A majority of Labour’s new members would support the deselection of MPs who persistently criticise their party’s leadership, new polling suggests.
A study by academics at Queen Mary University and Sussex University established that 55 per cent of Labour members who joined after May 2015 would support such measures.
Deselection is the process by which Labour members in a local area change their party’s candidate at the general election when the party already has a sitting MP there.
It is usually instigated when an MP significantly upsets the members of their local party, but in recent decades its use has been rare.
The finding comes amid an attempted coup by MPs in the parliamentary party, dozens of whom have resigned en masse from Labour’s frontbench team and called for a change of party leadership.
Criticism of Mr Corbyn have ranged from claims he would not be able to win a general election to suggestions he did not campaign hard enough during the EU referendum.
Party leader Jeremy Corbyn has however stood firm, arguing that he has a mandate from the membership.
He was elected in September with landslide support from members, supporters, and affiliates. Since then the party has doubled in size.
Professor Tim Bale, one of the study's authors, wrote: "These people, then, are Jezza’s bezzas - his praetorian guard, if you like. And - surely rather alarmingly if you are one of those Labour MPs who isn’t content to hold your tongue - they seem open to using the prospect of deselection to ensure that there is a price to pay for badmouthing the dear leader."
The enthusiasm amongst new joiners to the party does not necessarily spell defeat for the plotters, however. 61 per cent of such members have said they had never attended a party meeting – where such deselection motions take place.
The study was conducted by Professor Tim Bale and Dr Monica Poletti of Queen Mary University of London and Professor Paul Webb of the University of Sussex with the aid of YouGov, which provided polling expertise.

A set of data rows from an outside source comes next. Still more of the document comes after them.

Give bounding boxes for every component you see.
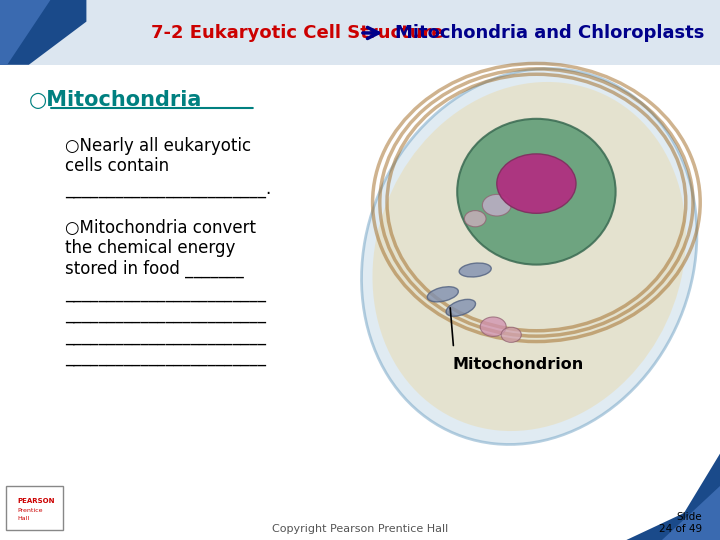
Text: Hall: Hall <box>17 516 30 521</box>
Circle shape <box>464 211 486 227</box>
Ellipse shape <box>446 299 475 316</box>
Text: Prentice: Prentice <box>17 508 42 513</box>
Text: the chemical energy: the chemical energy <box>65 239 235 258</box>
Ellipse shape <box>361 69 697 444</box>
Ellipse shape <box>459 263 491 277</box>
Polygon shape <box>626 454 720 540</box>
Circle shape <box>497 154 576 213</box>
FancyBboxPatch shape <box>6 486 63 530</box>
Polygon shape <box>0 0 86 65</box>
Polygon shape <box>662 486 720 540</box>
Ellipse shape <box>372 82 686 431</box>
Text: ________________________: ________________________ <box>65 305 266 323</box>
Text: Mitochondrion: Mitochondrion <box>452 357 583 372</box>
Text: ○Nearly all eukaryotic: ○Nearly all eukaryotic <box>65 137 251 155</box>
Circle shape <box>501 327 521 342</box>
Text: PEARSON: PEARSON <box>17 498 55 504</box>
Text: ________________________.: ________________________. <box>65 180 271 198</box>
FancyBboxPatch shape <box>0 0 720 65</box>
Ellipse shape <box>457 119 616 265</box>
Polygon shape <box>0 0 50 65</box>
Text: 7-2 Eukaryotic Cell Structure: 7-2 Eukaryotic Cell Structure <box>151 24 444 42</box>
Circle shape <box>480 317 506 336</box>
Ellipse shape <box>427 287 459 302</box>
Text: ○Mitochondria: ○Mitochondria <box>29 90 202 110</box>
Text: ________________________: ________________________ <box>65 327 266 345</box>
Text: ________________________: ________________________ <box>65 348 266 367</box>
Text: stored in food _______: stored in food _______ <box>65 260 243 278</box>
Text: ○Mitochondria convert: ○Mitochondria convert <box>65 219 256 237</box>
Text: Copyright Pearson Prentice Hall: Copyright Pearson Prentice Hall <box>272 524 448 534</box>
Text: Slide
24 of 49: Slide 24 of 49 <box>659 511 702 534</box>
Circle shape <box>482 194 511 216</box>
Text: cells contain: cells contain <box>65 157 169 176</box>
Text: ________________________: ________________________ <box>65 284 266 302</box>
Text: Mitochondria and Chloroplasts: Mitochondria and Chloroplasts <box>395 24 704 42</box>
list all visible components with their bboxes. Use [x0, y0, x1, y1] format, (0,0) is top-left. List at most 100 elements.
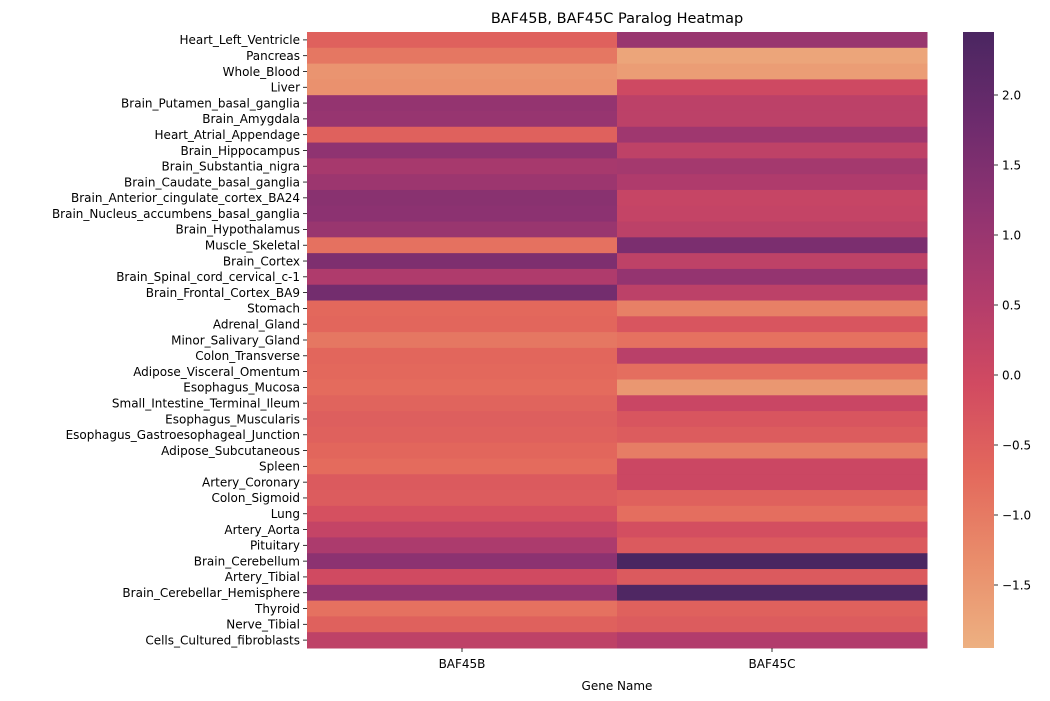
row-label: Brain_Anterior_cingulate_cortex_BA24: [71, 191, 300, 205]
heatmap-cell: [617, 395, 928, 412]
heatmap-cell: [617, 79, 928, 96]
colorbar-ticks: −1.5 −1.0 −0.5 0.0 0.5 1.0 1.5 2.0: [994, 89, 1031, 593]
heatmap-cell: [307, 474, 618, 491]
row-label: Adrenal_Gland: [213, 318, 300, 332]
heatmap-cell: [307, 32, 618, 49]
heatmap-cell: [617, 174, 928, 191]
heatmap-cell: [307, 537, 618, 554]
heatmap-cell: [617, 379, 928, 396]
row-label: Adipose_Visceral_Omentum: [133, 365, 300, 379]
heatmap-cell: [307, 237, 618, 254]
colorbar-tick-label: 1.5: [1002, 159, 1021, 173]
row-label: Colon_Sigmoid: [211, 491, 300, 505]
heatmap-cell: [617, 521, 928, 538]
heatmap-cell: [617, 95, 928, 112]
heatmap-cell: [307, 490, 618, 507]
heatmap-cell: [617, 332, 928, 349]
colorbar-tick-label: 1.0: [1002, 229, 1021, 243]
heatmap-cell: [617, 347, 928, 365]
heatmap-cell: [307, 332, 618, 349]
row-label: Brain_Amygdala: [202, 112, 300, 126]
heatmap-cell: [617, 205, 928, 223]
row-label: Brain_Cortex: [223, 254, 300, 268]
row-label: Esophagus_Mucosa: [183, 381, 300, 395]
row-label: Nerve_Tibial: [226, 618, 300, 632]
column-labels: BAF45B BAF45C: [439, 648, 796, 671]
colorbar-tick-label: −1.0: [1002, 509, 1031, 523]
colorbar-tick-label: −0.5: [1002, 439, 1031, 453]
heatmap-cell: [307, 142, 618, 159]
x-axis-label: Gene Name: [582, 679, 653, 693]
heatmap-cell: [307, 505, 618, 523]
colorbar-tick-label: 0.0: [1002, 369, 1021, 383]
heatmap-cell: [307, 63, 618, 80]
heatmap-cell: [617, 237, 928, 254]
row-label: Muscle_Skeletal: [205, 239, 300, 253]
heatmap-cells: [307, 32, 928, 649]
heatmap-cell: [617, 584, 928, 602]
heatmap-cell: [617, 600, 928, 617]
row-label: Brain_Hippocampus: [180, 144, 300, 158]
row-label: Brain_Substantia_nigra: [162, 160, 300, 174]
heatmap-cell: [617, 316, 928, 333]
heatmap-cell: [617, 458, 928, 475]
heatmap-cell: [617, 505, 928, 523]
heatmap-cell: [617, 189, 928, 207]
row-label: Brain_Putamen_basal_ganglia: [121, 96, 300, 110]
heatmap-cell: [307, 110, 618, 128]
heatmap-cell: [617, 158, 928, 175]
row-label: Brain_Cerebellar_Hemisphere: [122, 586, 300, 600]
row-label: Adipose_Subcutaneous: [161, 444, 300, 458]
row-label: Esophagus_Muscularis: [165, 412, 300, 426]
row-label: Artery_Tibial: [225, 570, 300, 584]
colorbar: [963, 32, 994, 648]
row-label: Heart_Atrial_Appendage: [155, 128, 300, 142]
heatmap-cell: [617, 32, 928, 49]
heatmap-cell: [307, 174, 618, 191]
heatmap-cell: [617, 47, 928, 65]
row-label: Heart_Left_Ventricle: [179, 33, 300, 47]
heatmap-cell: [617, 300, 928, 317]
row-label: Thyroid: [254, 602, 300, 616]
heatmap-cell: [617, 253, 928, 270]
heatmap-cell: [617, 110, 928, 128]
heatmap-cell: [617, 426, 928, 444]
heatmap-cell: [307, 616, 618, 633]
heatmap-cell: [307, 189, 618, 207]
row-label: Colon_Transverse: [195, 349, 300, 363]
heatmap-cell: [617, 221, 928, 238]
row-label: Stomach: [247, 302, 300, 316]
row-labels: Heart_Left_Ventricle Pancreas Whole_Blood L…: [52, 33, 307, 647]
heatmap-cell: [307, 553, 618, 570]
heatmap-cell: [617, 442, 928, 459]
colorbar-tick-label: −1.5: [1002, 579, 1031, 593]
row-label: Pituitary: [250, 539, 300, 553]
heatmap-cell: [307, 158, 618, 175]
row-label: Brain_Frontal_Cortex_BA9: [146, 286, 300, 300]
heatmap-cell: [307, 379, 618, 396]
heatmap-cell: [617, 632, 928, 649]
row-label: Artery_Coronary: [202, 475, 300, 489]
heatmap-cell: [307, 584, 618, 602]
row-label: Esophagus_Gastroesophageal_Junction: [66, 428, 300, 442]
heatmap-cell: [307, 426, 618, 444]
heatmap-cell: [617, 126, 928, 144]
row-label: Liver: [271, 81, 301, 95]
colorbar-tick-label: 2.0: [1002, 89, 1021, 103]
heatmap-cell: [307, 205, 618, 223]
heatmap-cell: [307, 442, 618, 459]
column-label: BAF45C: [749, 657, 796, 671]
row-label: Spleen: [259, 460, 300, 474]
heatmap-cell: [307, 47, 618, 65]
heatmap-cell: [307, 347, 618, 365]
heatmap-cell: [617, 284, 928, 302]
heatmap-cell: [307, 600, 618, 617]
heatmap-cell: [307, 411, 618, 428]
heatmap-cell: [617, 553, 928, 570]
heatmap-cell: [617, 537, 928, 554]
row-label: Brain_Spinal_cord_cervical_c-1: [116, 270, 300, 284]
heatmap-cell: [307, 79, 618, 96]
heatmap-cell: [307, 95, 618, 112]
heatmap-cell: [617, 63, 928, 80]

YouGov’s polling of Labour members before the leadership contest correctly foreshadowed Mr Corbyn’s election.
The research focused on new members only and it is not known what proportion of members who joined before 2015 currently support deselection.
The study also found new Labour members were about the same age as its longstanding members, were similarly well educated, and slightly more middle class – 78 per cent to 70 per cent.
Nearly a third of the members were previously members of the Labour party but had quit and now re-joined.